For hours I have walked up and down. The wind has blown stronger and stronger along the seafront, pulled harder and harder. Earlier the sun was so bright, the late autumn light on the sand and sea so acute I needed sunglasses. My eyes hidden, I felt relieved, briefly, of my identity. As if the emotion to be read in my face was somehow deflected, diverted. And in the deflection there was escape.
The city is peculiarly empty. Trams pass as if in another world and the gables of houses stretch up into the sky, their stonework or spire the only thing that does not move as wisps of cloud race by.
She is on her way to the park to meet their son and daughter. They will be waiting for her in the café after skating. Perhaps they will all sit and drink some hot chocolate, eat some apple cake.
I have pushed my hands deeper into my pockets, changed the pace of my steps from slow to fast to slow again. At times I have stood simply by the water's edge and watched the waves break and break.
It seems in every quiver, every pulse of my body, every rise, fall of my breath, every thump of my heart in my chest, the sea is there.
Its sway is the very movement of my life itself, its incessant rhythm permeating all I do. As though I were really deep within it, were actually part of it, only imagined I had ever stepped out of it.

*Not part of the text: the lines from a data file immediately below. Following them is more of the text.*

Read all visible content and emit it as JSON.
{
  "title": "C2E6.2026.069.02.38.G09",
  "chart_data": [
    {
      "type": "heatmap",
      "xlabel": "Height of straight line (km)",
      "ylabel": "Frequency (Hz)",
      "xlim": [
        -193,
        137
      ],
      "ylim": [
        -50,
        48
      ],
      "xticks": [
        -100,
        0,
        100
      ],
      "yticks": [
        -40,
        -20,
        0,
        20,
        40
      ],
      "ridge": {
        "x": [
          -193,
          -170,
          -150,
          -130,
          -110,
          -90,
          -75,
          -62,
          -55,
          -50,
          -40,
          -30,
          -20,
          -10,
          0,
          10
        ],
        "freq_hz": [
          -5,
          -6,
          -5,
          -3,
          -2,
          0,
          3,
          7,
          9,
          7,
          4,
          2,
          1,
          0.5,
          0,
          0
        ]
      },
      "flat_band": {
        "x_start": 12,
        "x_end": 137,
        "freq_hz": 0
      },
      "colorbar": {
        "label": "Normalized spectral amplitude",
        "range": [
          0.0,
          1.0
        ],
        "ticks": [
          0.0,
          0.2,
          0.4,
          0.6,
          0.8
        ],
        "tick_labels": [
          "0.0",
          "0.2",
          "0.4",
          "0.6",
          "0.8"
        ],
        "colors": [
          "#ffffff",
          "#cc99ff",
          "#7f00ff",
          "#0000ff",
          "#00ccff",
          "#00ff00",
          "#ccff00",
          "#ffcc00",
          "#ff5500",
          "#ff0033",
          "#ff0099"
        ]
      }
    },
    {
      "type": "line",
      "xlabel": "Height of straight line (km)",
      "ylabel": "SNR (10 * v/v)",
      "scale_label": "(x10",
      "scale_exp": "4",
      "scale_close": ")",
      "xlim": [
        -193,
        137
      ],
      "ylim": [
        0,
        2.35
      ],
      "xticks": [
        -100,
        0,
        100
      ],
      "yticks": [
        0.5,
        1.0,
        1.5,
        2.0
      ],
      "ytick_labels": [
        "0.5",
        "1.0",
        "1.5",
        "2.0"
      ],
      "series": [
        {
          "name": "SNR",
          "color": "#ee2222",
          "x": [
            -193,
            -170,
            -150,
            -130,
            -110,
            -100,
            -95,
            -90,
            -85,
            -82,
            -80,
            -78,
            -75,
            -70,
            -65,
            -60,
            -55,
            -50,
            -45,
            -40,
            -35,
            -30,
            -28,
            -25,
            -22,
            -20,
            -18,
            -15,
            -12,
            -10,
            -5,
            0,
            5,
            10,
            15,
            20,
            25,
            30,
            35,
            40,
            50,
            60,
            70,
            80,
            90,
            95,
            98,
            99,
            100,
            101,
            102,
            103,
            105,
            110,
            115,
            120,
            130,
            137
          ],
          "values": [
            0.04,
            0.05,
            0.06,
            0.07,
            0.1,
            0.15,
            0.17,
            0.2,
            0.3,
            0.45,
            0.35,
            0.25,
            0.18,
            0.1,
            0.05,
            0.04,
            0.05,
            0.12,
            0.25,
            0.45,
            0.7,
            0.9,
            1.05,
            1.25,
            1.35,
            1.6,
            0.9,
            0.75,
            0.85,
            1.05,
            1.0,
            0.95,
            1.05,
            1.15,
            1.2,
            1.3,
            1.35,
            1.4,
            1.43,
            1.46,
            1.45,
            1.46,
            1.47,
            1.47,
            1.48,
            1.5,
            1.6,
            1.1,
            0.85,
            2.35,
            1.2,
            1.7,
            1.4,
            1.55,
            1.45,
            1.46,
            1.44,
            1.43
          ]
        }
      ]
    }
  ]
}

She wonders where he is. What he is doing. He has not been home for some days. The curtain in the living room has not been open. It is draped against the window, only a chink showing the street, the railings of the balcony.

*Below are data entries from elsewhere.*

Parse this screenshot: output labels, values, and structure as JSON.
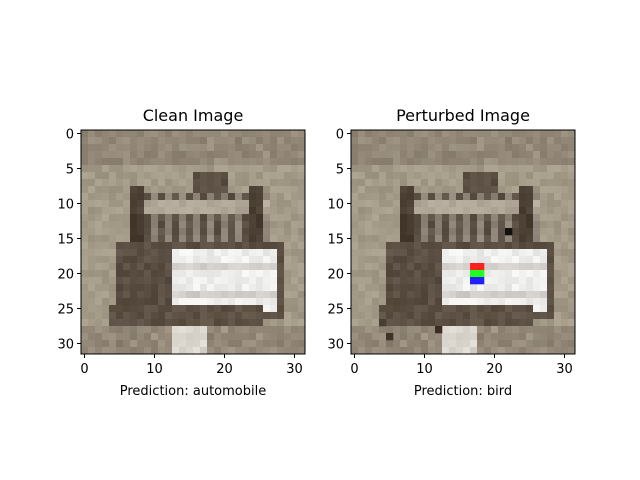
{
  "panels": [
    {
      "title": "Clean Image",
      "xlabel": "Prediction: automobile",
      "xticks": [
        "0",
        "10",
        "20",
        "30"
      ],
      "yticks": [
        "0",
        "5",
        "10",
        "15",
        "20",
        "25",
        "30"
      ],
      "perturbation_pixels": []
    },
    {
      "title": "Perturbed Image",
      "xlabel": "Prediction: bird",
      "xticks": [
        "0",
        "10",
        "20",
        "30"
      ],
      "yticks": [
        "0",
        "5",
        "10",
        "15",
        "20",
        "25",
        "30"
      ],
      "perturbation_pixels": [
        {
          "col": 17,
          "row": 19,
          "color": "#ff2020"
        },
        {
          "col": 18,
          "row": 19,
          "color": "#ff2020"
        },
        {
          "col": 17,
          "row": 20,
          "color": "#20ff20"
        },
        {
          "col": 18,
          "row": 20,
          "color": "#20ff20"
        },
        {
          "col": 17,
          "row": 21,
          "color": "#2020ff"
        },
        {
          "col": 18,
          "row": 21,
          "color": "#2020ff"
        },
        {
          "col": 22,
          "row": 14,
          "color": "#111111"
        },
        {
          "col": 12,
          "row": 28,
          "color": "#3a2e24"
        },
        {
          "col": 4,
          "row": 27,
          "color": "#4a3e33"
        },
        {
          "col": 5,
          "row": 29,
          "color": "#3e3329"
        }
      ]
    }
  ],
  "image_grid_size": 32,
  "palette": {
    "sky": "#a49a88",
    "dark": "#4a3e33",
    "mid": "#7a6e60",
    "light": "#c8c0b2",
    "white": "#eeeeec"
  }
}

It is only in the kitchen she looks out onto the world. The backs of other apartments, balconies, the dried flowers in a tall vase by the window.

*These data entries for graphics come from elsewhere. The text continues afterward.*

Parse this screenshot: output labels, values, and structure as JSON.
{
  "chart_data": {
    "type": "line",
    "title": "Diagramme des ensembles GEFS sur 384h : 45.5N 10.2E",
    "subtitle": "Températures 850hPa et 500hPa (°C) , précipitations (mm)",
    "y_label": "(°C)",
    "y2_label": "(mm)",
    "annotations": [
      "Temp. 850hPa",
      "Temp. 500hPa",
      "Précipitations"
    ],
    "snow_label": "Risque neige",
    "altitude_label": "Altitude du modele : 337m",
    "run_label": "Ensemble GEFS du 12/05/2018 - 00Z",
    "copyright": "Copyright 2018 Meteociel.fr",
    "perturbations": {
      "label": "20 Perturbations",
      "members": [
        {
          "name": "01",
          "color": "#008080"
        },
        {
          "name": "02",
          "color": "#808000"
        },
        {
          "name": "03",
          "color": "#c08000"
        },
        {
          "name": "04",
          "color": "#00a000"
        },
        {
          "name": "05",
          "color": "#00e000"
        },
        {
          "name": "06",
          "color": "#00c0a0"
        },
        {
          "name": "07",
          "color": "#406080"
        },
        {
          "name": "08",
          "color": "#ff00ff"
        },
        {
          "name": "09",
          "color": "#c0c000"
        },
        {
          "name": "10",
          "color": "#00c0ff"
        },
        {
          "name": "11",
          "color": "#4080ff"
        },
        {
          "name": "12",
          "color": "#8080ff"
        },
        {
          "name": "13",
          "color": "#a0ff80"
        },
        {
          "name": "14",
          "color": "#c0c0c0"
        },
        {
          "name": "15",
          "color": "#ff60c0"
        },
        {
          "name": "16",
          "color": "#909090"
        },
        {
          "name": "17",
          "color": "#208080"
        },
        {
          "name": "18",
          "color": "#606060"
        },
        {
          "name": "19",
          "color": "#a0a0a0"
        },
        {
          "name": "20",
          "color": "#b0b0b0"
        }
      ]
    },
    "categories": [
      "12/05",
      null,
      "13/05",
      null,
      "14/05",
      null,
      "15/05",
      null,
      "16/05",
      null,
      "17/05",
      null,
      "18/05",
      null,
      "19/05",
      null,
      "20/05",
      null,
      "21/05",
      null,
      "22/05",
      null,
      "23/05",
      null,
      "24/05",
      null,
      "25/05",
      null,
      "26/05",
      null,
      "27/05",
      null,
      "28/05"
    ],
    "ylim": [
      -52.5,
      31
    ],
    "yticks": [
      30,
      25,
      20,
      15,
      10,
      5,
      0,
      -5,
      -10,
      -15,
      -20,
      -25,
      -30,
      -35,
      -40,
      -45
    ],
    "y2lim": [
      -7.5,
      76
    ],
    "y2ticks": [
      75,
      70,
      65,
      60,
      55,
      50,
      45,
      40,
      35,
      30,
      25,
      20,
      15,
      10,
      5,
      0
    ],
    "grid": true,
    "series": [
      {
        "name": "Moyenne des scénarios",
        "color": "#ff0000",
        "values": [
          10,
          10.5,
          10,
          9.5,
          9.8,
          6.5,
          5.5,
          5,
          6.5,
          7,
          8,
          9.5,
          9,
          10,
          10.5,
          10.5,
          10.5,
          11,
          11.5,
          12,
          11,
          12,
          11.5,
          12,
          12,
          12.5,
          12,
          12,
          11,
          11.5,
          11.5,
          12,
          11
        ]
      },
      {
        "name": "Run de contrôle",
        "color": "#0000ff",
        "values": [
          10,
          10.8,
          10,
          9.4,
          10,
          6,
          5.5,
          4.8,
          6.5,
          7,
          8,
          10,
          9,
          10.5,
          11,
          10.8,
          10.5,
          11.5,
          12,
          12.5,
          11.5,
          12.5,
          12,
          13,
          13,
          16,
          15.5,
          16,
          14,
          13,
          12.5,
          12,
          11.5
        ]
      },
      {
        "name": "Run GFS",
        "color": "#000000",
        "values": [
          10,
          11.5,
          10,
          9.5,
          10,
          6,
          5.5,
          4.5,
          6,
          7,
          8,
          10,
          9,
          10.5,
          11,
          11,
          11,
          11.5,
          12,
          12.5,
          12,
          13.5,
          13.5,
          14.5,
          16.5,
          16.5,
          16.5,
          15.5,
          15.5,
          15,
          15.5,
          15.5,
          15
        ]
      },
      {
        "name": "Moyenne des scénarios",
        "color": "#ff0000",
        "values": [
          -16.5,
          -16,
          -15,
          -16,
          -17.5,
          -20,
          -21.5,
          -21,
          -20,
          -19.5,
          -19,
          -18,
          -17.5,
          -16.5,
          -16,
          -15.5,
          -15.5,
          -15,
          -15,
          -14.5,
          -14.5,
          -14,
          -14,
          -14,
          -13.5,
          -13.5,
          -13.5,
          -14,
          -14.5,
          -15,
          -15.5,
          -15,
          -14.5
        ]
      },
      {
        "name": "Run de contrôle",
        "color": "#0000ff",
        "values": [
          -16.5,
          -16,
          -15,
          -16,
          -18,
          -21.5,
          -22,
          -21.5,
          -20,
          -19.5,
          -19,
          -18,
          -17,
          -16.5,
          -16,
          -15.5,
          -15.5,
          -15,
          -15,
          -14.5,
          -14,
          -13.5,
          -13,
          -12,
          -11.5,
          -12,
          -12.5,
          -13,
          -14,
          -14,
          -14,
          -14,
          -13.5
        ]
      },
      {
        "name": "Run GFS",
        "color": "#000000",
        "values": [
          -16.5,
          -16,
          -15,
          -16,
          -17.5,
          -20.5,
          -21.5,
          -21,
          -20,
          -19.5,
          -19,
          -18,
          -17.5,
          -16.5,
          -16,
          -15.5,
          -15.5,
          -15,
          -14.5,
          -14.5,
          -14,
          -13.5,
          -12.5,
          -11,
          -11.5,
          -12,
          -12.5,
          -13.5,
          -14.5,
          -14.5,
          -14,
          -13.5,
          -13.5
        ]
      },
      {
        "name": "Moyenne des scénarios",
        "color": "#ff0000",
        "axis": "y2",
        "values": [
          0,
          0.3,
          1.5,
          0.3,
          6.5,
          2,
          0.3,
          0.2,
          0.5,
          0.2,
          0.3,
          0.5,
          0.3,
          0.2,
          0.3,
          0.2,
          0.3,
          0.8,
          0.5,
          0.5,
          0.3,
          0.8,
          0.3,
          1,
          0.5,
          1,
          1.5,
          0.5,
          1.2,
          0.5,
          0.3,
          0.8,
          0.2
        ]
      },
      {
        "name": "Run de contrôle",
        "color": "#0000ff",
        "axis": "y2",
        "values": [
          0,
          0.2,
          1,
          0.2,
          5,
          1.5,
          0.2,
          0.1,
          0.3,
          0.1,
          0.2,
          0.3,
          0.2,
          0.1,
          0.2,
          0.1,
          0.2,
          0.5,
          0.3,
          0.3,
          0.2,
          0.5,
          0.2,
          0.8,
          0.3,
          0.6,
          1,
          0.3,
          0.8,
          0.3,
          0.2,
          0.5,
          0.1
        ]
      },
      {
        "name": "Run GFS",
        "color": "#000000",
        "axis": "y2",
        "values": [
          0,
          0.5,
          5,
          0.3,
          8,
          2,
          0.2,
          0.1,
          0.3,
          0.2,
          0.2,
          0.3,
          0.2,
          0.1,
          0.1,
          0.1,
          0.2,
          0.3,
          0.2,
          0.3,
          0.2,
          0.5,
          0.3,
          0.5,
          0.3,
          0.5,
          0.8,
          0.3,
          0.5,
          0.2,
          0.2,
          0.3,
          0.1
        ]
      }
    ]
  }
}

The light intensifies and the sun burns its fire over the sea. The sky, earlier white, pale, deepens its blue. In the late afternoon light, the water moves with the sky, forms a line where they meet and then in a haze are gone.
Along the seafront the summer kiosks are closed and the promenade nearly deserted.
I stop before turning, before walking to the street that leads to the station. The air is colder, damper.
My footsteps, their curious crackling in the light layer of sand coating the pavement, sound in my ears.
There is a sense of a break, a moment when I feel as if I were being stretched, being pulled over a fissure.
Her son and daughter are standing in front of the café. They have their skates slung over their shoulders. The grass along the gravel looks vivid under the half-naked trees.
A cyclist goes by in a blur. And she bites her lip.
Searching in my pocket for change, my hand impatiently sorting through keys, crumpled papers, I look around. Its green paintwork shines.
Walking quickly, I pull the door closed after me. Inside is the burning fluorescent of all telephone cells, the metallic opaqueness of efficiency.
Then I am dialing the number, wanting, waiting to speak to her.
I leave a message saying I am coming home, asking her to be there for me.
~
Will we once again uncover each other, close down the spaces of their relationship by making every curve, every reflex, every pleasure of our bodies, an answer?
When she wakes in the night, looks at him lying in the light of the moon, she wonders what it is he is searching for. Wonders what they are both searching for. Why sometimes she feels the certainty they wish for evades them.
And for a moment their children cross her mind and she thinks she senses the sea. That the sea is whispering to her. As she sinks back into the arms of the night, puts her head to the pillow, it rolls and breaks, runs up the beach, leaving its mark in her like the foam in the sand with a long sigh.